Publicly, he also praised theosophist Josias Teófilo.
On
July 2017, Marco Feliciano, an Assemblies of God minister and congressman,
incurred in the same fault, publishing a public Facebook post tagging Carvalho
and Josias Teófilo and asking his public to watch, like and share “The Garden
of Afflictions,” which was recommended by him at the floor of the Brazilian
Congress.
It is not
the first time Feliciano has stumbled horribly. In early 2017, he recommended
books by Paulo Coelho, an internationally famous New Age author.
Galli
and Feliciano were “naiver” than Americans. In the premiere of the movie in New
York in July, the American public did not appear.
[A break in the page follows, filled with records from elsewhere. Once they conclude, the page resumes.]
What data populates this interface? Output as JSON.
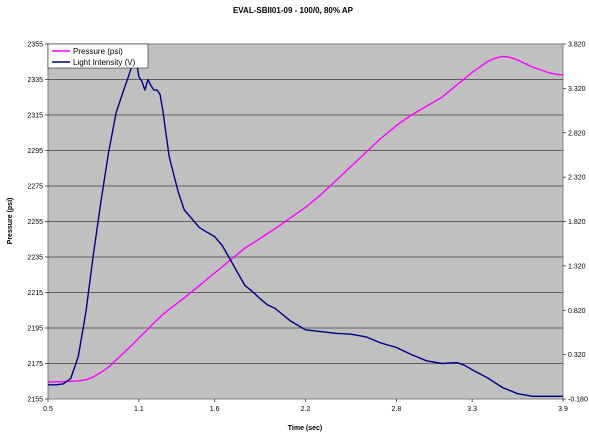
{
  "chart_data": {
    "type": "line",
    "title": "EVAL-SBII01-09 - 100/0, 80% AP",
    "xlabel": "Time (sec)",
    "ylabel": "Pressure (psi)",
    "y2label": "",
    "xlim": [
      0.5,
      3.9
    ],
    "ylim": [
      2155,
      2355
    ],
    "y2lim": [
      -0.18,
      3.82
    ],
    "x_ticks": [
      "0.5",
      "1.1",
      "1.6",
      "2.2",
      "2.8",
      "3.3",
      "3.9"
    ],
    "y_ticks": [
      "2155",
      "2175",
      "2195",
      "2215",
      "2235",
      "2255",
      "2275",
      "2295",
      "2315",
      "2335",
      "2355"
    ],
    "y2_ticks": [
      "-0.180",
      "0.320",
      "0.820",
      "1.320",
      "1.820",
      "2.320",
      "2.820",
      "3.320",
      "3.820"
    ],
    "grid": "horizontal",
    "legend_position": "top-left",
    "plot_background": "#c0c0c0",
    "series": [
      {
        "name": "Pressure (psi)",
        "axis": "left",
        "color": "#ff00ff",
        "x": [
          0.5,
          0.6,
          0.7,
          0.75,
          0.8,
          0.85,
          0.9,
          0.95,
          1.0,
          1.05,
          1.1,
          1.15,
          1.2,
          1.25,
          1.3,
          1.4,
          1.5,
          1.6,
          1.7,
          1.8,
          1.9,
          2.0,
          2.1,
          2.2,
          2.3,
          2.4,
          2.5,
          2.6,
          2.7,
          2.8,
          2.9,
          3.0,
          3.1,
          3.2,
          3.3,
          3.4,
          3.45,
          3.5,
          3.55,
          3.6,
          3.7,
          3.8,
          3.85,
          3.9
        ],
        "values": [
          2164.5,
          2164.8,
          2165.2,
          2165.8,
          2167.5,
          2170,
          2173,
          2177,
          2181,
          2185,
          2189.5,
          2193.5,
          2198,
          2202,
          2205.5,
          2212,
          2219,
          2226,
          2233,
          2240,
          2245.5,
          2251,
          2257,
          2263,
          2270,
          2278,
          2286,
          2294,
          2302,
          2309,
          2315,
          2320,
          2325,
          2332,
          2339,
          2345,
          2347,
          2348,
          2347.5,
          2346,
          2342,
          2339,
          2338,
          2337.5
        ]
      },
      {
        "name": "Light Intensity (V)",
        "axis": "right",
        "color": "#000080",
        "x": [
          0.5,
          0.55,
          0.6,
          0.65,
          0.7,
          0.75,
          0.8,
          0.85,
          0.9,
          0.95,
          1.0,
          1.03,
          1.06,
          1.08,
          1.1,
          1.12,
          1.14,
          1.16,
          1.18,
          1.2,
          1.22,
          1.24,
          1.26,
          1.28,
          1.3,
          1.33,
          1.36,
          1.4,
          1.45,
          1.5,
          1.55,
          1.6,
          1.65,
          1.7,
          1.75,
          1.8,
          1.85,
          1.9,
          1.95,
          2.0,
          2.1,
          2.2,
          2.3,
          2.4,
          2.5,
          2.6,
          2.7,
          2.8,
          2.9,
          3.0,
          3.1,
          3.2,
          3.25,
          3.3,
          3.4,
          3.5,
          3.6,
          3.7,
          3.8,
          3.9
        ],
        "values": [
          -0.02,
          -0.02,
          -0.01,
          0.05,
          0.3,
          0.8,
          1.45,
          2.05,
          2.6,
          3.05,
          3.3,
          3.45,
          3.6,
          3.65,
          3.45,
          3.4,
          3.3,
          3.42,
          3.35,
          3.3,
          3.3,
          3.25,
          3.05,
          2.8,
          2.55,
          2.35,
          2.15,
          1.95,
          1.85,
          1.75,
          1.7,
          1.65,
          1.55,
          1.4,
          1.25,
          1.1,
          1.03,
          0.95,
          0.88,
          0.84,
          0.7,
          0.6,
          0.58,
          0.56,
          0.55,
          0.52,
          0.45,
          0.4,
          0.32,
          0.25,
          0.22,
          0.23,
          0.2,
          0.15,
          0.06,
          -0.05,
          -0.12,
          -0.15,
          -0.15,
          -0.15
        ]
      }
    ]
  }
}
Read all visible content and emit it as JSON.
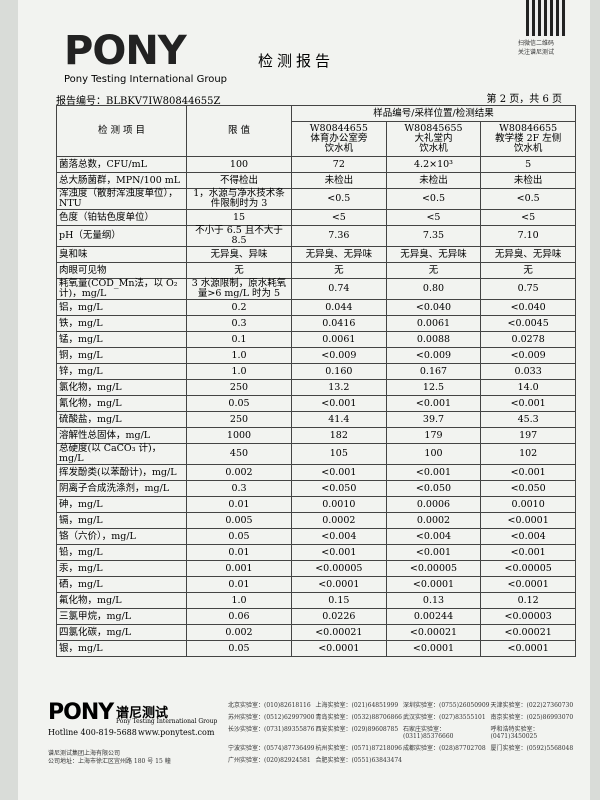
{
  "header": {
    "logo": "PONY",
    "group": "Pony Testing International Group",
    "title": "检测报告",
    "qr_caption": [
      "扫微信二维码",
      "关注谱尼测试"
    ],
    "report_no": "报告编号：BLBKV7IW80844655Z",
    "page": "第 2 页，共 6 页"
  },
  "table": {
    "col_item": "检 测 项 目",
    "col_limit": "限 值",
    "col_samples": "样品编号/采样位置/检测结果",
    "samples": [
      [
        "W80844655",
        "体育办公室旁",
        "饮水机"
      ],
      [
        "W80845655",
        "大礼堂内",
        "饮水机"
      ],
      [
        "W80846655",
        "教学楼 2F 左侧",
        "饮水机"
      ]
    ],
    "rows": [
      [
        "菌落总数，CFU/mL",
        "100",
        "72",
        "4.2×10³",
        "5"
      ],
      [
        "总大肠菌群，MPN/100 mL",
        "不得检出",
        "未检出",
        "未检出",
        "未检出"
      ],
      [
        "浑浊度（散射浑浊度单位），NTU",
        "1，水源与净水技术条件限制时为 3",
        "<0.5",
        "<0.5",
        "<0.5"
      ],
      [
        "色度（铂钴色度单位）",
        "15",
        "<5",
        "<5",
        "<5"
      ],
      [
        "pH（无量纲）",
        "不小于 6.5 且不大于 8.5",
        "7.36",
        "7.35",
        "7.10"
      ],
      [
        "臭和味",
        "无异臭、异味",
        "无异臭、无异味",
        "无异臭、无异味",
        "无异臭、无异味"
      ],
      [
        "肉眼可见物",
        "无",
        "无",
        "无",
        "无"
      ],
      [
        "耗氧量(COD_Mn法，以 O₂计)，mg/L",
        "3 水源限制，原水耗氧量>6 mg/L 时为 5",
        "0.74",
        "0.80",
        "0.75"
      ],
      [
        "铝，mg/L",
        "0.2",
        "0.044",
        "<0.040",
        "<0.040"
      ],
      [
        "铁，mg/L",
        "0.3",
        "0.0416",
        "0.0061",
        "<0.0045"
      ],
      [
        "锰，mg/L",
        "0.1",
        "0.0061",
        "0.0088",
        "0.0278"
      ],
      [
        "铜，mg/L",
        "1.0",
        "<0.009",
        "<0.009",
        "<0.009"
      ],
      [
        "锌，mg/L",
        "1.0",
        "0.160",
        "0.167",
        "0.033"
      ],
      [
        "氯化物，mg/L",
        "250",
        "13.2",
        "12.5",
        "14.0"
      ],
      [
        "氰化物，mg/L",
        "0.05",
        "<0.001",
        "<0.001",
        "<0.001"
      ],
      [
        "硫酸盐，mg/L",
        "250",
        "41.4",
        "39.7",
        "45.3"
      ],
      [
        "溶解性总固体，mg/L",
        "1000",
        "182",
        "179",
        "197"
      ],
      [
        "总硬度(以 CaCO₃ 计)，mg/L",
        "450",
        "105",
        "100",
        "102"
      ],
      [
        "挥发酚类(以苯酚计)，mg/L",
        "0.002",
        "<0.001",
        "<0.001",
        "<0.001"
      ],
      [
        "阴离子合成洗涤剂，mg/L",
        "0.3",
        "<0.050",
        "<0.050",
        "<0.050"
      ],
      [
        "砷，mg/L",
        "0.01",
        "0.0010",
        "0.0006",
        "0.0010"
      ],
      [
        "镉，mg/L",
        "0.005",
        "0.0002",
        "0.0002",
        "<0.0001"
      ],
      [
        "铬（六价），mg/L",
        "0.05",
        "<0.004",
        "<0.004",
        "<0.004"
      ],
      [
        "铅，mg/L",
        "0.01",
        "<0.001",
        "<0.001",
        "<0.001"
      ],
      [
        "汞，mg/L",
        "0.001",
        "<0.00005",
        "<0.00005",
        "<0.00005"
      ],
      [
        "硒，mg/L",
        "0.01",
        "<0.0001",
        "<0.0001",
        "<0.0001"
      ],
      [
        "氟化物，mg/L",
        "1.0",
        "0.15",
        "0.13",
        "0.12"
      ],
      [
        "三氯甲烷，mg/L",
        "0.06",
        "0.0226",
        "0.00244",
        "<0.00003"
      ],
      [
        "四氯化碳，mg/L",
        "0.002",
        "<0.00021",
        "<0.00021",
        "<0.00021"
      ],
      [
        "银，mg/L",
        "0.05",
        "<0.0001",
        "<0.0001",
        "<0.0001"
      ]
    ]
  },
  "footer": {
    "logo": "PONY",
    "brand": "谱尼测试",
    "group": "Pony Testing International Group",
    "hotline": "Hotline 400-819-5688",
    "website": "www.ponytest.com",
    "company": "谱尼测试集团上海有限公司",
    "address": "公司地址：上海市徐汇区宜州路 180 号 15 幢",
    "labs": [
      "北京实验室：(010)82618116",
      "上海实验室：(021)64851999",
      "深圳实验室：(0755)26050909",
      "天津实验室：(022)27360730",
      "苏州实验室：(0512)62997900",
      "青岛实验室：(0532)88706866",
      "武汉实验室：(027)83555101",
      "南京实验室：(025)86993070",
      "长沙实验室：(0731)89355876",
      "西安实验室：(029)89608785",
      "石家庄实验室：(0311)85376660",
      "呼和浩特实验室：(0471)3450025",
      "宁波实验室：(0574)87736499",
      "杭州实验室：(0571)87218096",
      "成都实验室：(028)87702708",
      "厦门实验室：(0592)5568048",
      "广州实验室：(020)82924581",
      "合肥实验室：(0551)63843474"
    ]
  }
}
Just a few Brazilian
immigrants did.
Even Americans
who are members of the Inter-American Institute,
headed by Carvalho, did not attend the premiere of his movie and did not
recommend it.
“The Garden of Afflictions” is a
New Age movie, from character to director. It is sheer propaganda of the
anti-Marxist traditionalism that esotericist Guénon already promoted many
decades before Carvalho. The only difference is that it has pinches of
Carvalho’s Catholic syncretism but it does not make it different from most
Brazilian Catholics. It is hard to find a non-syncretic Brazilian Catholic.
If we
were in the 1990s, soaked in the Protestant
world in exposés against New Age, “The
Garden of Afflictions,” his character and director could not enter the churches
and be praised by Assemblies of God ministers at the floor of the Brazilian
Congress.
Yet,
today Feliciano cannot identify the threat. New Age, in philosophical apparel,
became stylish to them.
With
“The Garden of Afflictions,” it became easy to enter Protestant churches and
hearts. This occultist invasion happens in a time when the powerful American Left has recognized
that the main conservative power in Brazil are evangelicals. Such fundamental acknowledgment
is nonexistent in “The Garden of Afflictions,” because its greater mission is
to promote his own syncretic Catholic character as the main power and
intelligence in the Brazilian conservatism.
If
even the American Left sees that evangelicals, who give glory to God, are
making the real difference in conservatism, why did Feliciano prefer to give
glory to a mere astrologer, who has distinguished himself for turning his
Protestant disciples in mere syncretic religious individuals (as it is the case
of the Protestant teacher adherent of astrological indoctrination in the
classroom)?
If
ministers like Feliciano do not perceive that they are being undermined,
Brazilian evangelicals may become weak to continue leading the Brazilian
conservative wave.
They
need to read as soon as possible the article “What Draws Olavo de Carvalho to the United
States?” before the propaganda of “The Garden of Afflictions” turns
them in mere fools in the service of New Age.